The surgeon suspects that the prostate contains a cancer when he feels a particularly hard, firm nodule in the gland during a rectal examination. In other instances the diagnosis is made on cystoscopic examination. The presence of cancer is confirmed by removing a piece of tissue for biopsy and microscopic examination. In a certain number of men the cancer remains locally confined for a long time. Early cancer of the prostate can be completely removed by a total prostatectomy.

What are the Signs and Symptoms of Prostate Cancer?

How did this prostate cancer get to be so advanced? 

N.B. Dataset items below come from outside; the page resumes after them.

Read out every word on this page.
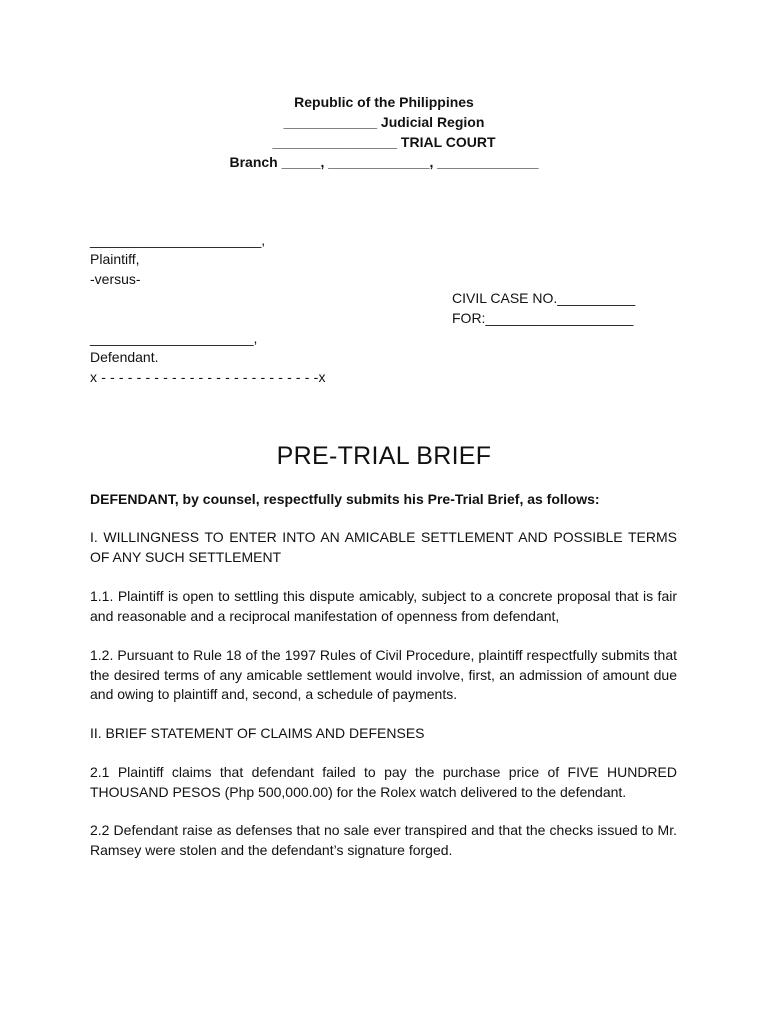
Republic of the Philippines
____________ Judicial Region
________________ TRIAL COURT
Branch _____, _____________, _____________
______________________,
Plaintiff,
-versus-
CIVIL CASE NO.__________
FOR:___________________
_____________________,
Defendant.
x - - - - - - - - - - - - - - - - - - - - - - - - -x
PRE-TRIAL BRIEF
DEFENDANT, by counsel, respectfully submits his Pre-Trial Brief, as follows:
I. WILLINGNESS TO ENTER INTO AN AMICABLE SETTLEMENT AND POSSIBLE TERMS OF ANY SUCH SETTLEMENT
1.1. Plaintiff is open to settling this dispute amicably, subject to a concrete proposal that is fair and reasonable and a reciprocal manifestation of openness from defendant,
1.2. Pursuant to Rule 18 of the 1997 Rules of Civil Procedure, plaintiff respectfully submits that the desired terms of any amicable settlement would involve, first, an admission of amount due and owing to plaintiff and, second, a schedule of payments.
II. BRIEF STATEMENT OF CLAIMS AND DEFENSES
2.1 Plaintiff claims that defendant failed to pay the purchase price of FIVE HUNDRED THOUSAND PESOS (Php 500,000.00) for the Rolex watch delivered to the defendant.
2.2 Defendant raise as defenses that no sale ever transpired and that the checks issued to Mr. Ramsey were stolen and the defendant’s signature forged.
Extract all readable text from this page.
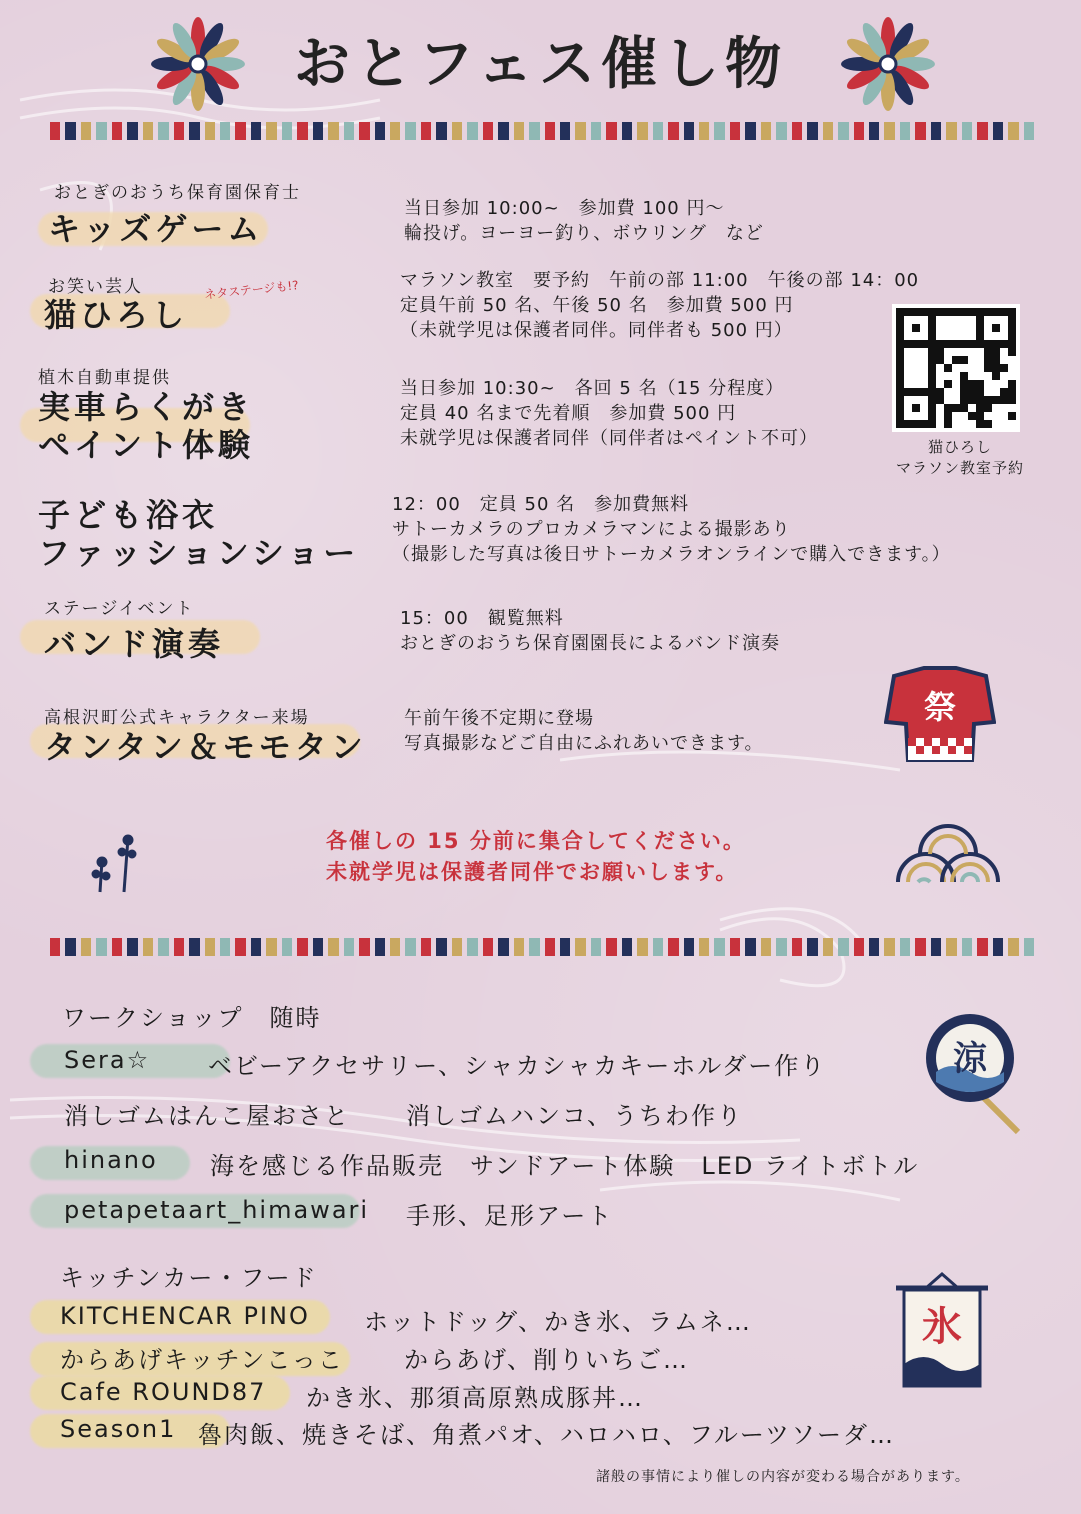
おとフェス催し物
おとぎのおうち保育園保育士
キッズゲーム
当日参加 10:00~　参加費 100 円～
輪投げ。ヨーヨー釣り、ボウリング　など
お笑い芸人
猫ひろし
ネタステージも!?	マラソン教室　要予約　午前の部 11:00　午後の部 14：00
定員午前 50 名、午後 50 名　参加費 500 円
（未就学児は保護者同伴。同伴者も 500 円）
猫ひろし
マラソン教室予約
植木自動車提供
実車らくがき
ペイント体験
当日参加 10:30~　各回 5 名（15 分程度）
定員 40 名まで先着順　参加費 500 円
未就学児は保護者同伴（同伴者はペイント不可）
子ども浴衣
ファッションショー
12：00　定員 50 名　参加費無料
サトーカメラのプロカメラマンによる撮影あり
（撮影した写真は後日サトーカメラオンラインで購入できます。）
ステージイベント
バンド演奏
15：00　観覧無料
おとぎのおうち保育園園長によるバンド演奏
高根沢町公式キャラクター来場
タンタン＆モモタン
午前午後不定期に登場
写真撮影などご自由にふれあいできます。
祭
各催しの 15 分前に集合してください。
未就学児は保護者同伴でお願いします。
ワークショップ　随時
Sera☆ ベビーアクセサリー、シャカシャカキーホルダー作り
消しゴムはんこ屋おさと 消しゴムハンコ、うちわ作り
hinano 海を感じる作品販売　サンドアート体験　LED ライトボトル
petapetaart_himawari 手形、足形アート
涼
キッチンカー・フード
KITCHENCAR PINO ホットドッグ、かき氷、ラムネ…
からあげキッチンこっこ	からあげ、削りいちご…
Cafe ROUND87 かき氷、那須高原熟成豚丼…
Season1 魯肉飯、焼きそば、角煮パオ、ハロハロ、フルーツソーダ…
氷
諸般の事情により催しの内容が変わる場合があります。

Cancer of the prostate is a very common disease in old age. If it arises in an area that doesn't affect the urinary channel, it can become very large locally and have spread to the bones and lungs before it produces symptoms.

Most prostatic cancer is first diagnosed in an advanced stage. A simple blood test for the level of an enzyme (acid phosphatase) accurately indicates whether the cancer has spread beyond the local area.
It's possible to have cancer of the prostate in one part of the gland and benign prostatic hypertrophy in another area.

What can be done for advanced cancer of the prostate? 

Advanced cancer of the prostate is not treated by a radical surgical procedure. Fortunately the disease can be stabilized and antagonized but not cured by the administration of hormones. The effect can be pain relieving and long lasting.

In other men removal of both testicles significantly improves the results of hormone administration because it eliminates the principal source of the male hormone. The testes can be replaced with a prosthetic device so that there need be no cosmetic defect.

What is the sexual effect of removal of the testicles for cancer of the prostate? 

Removal of the testicles is, of course, castration. Because the cancer is usually encountered in the elderly male who is at the end of his active sexual life, it has less significance than it would have for a younger man. There are, obviously, striking exceptions to this. Castration results in impotence and sterility.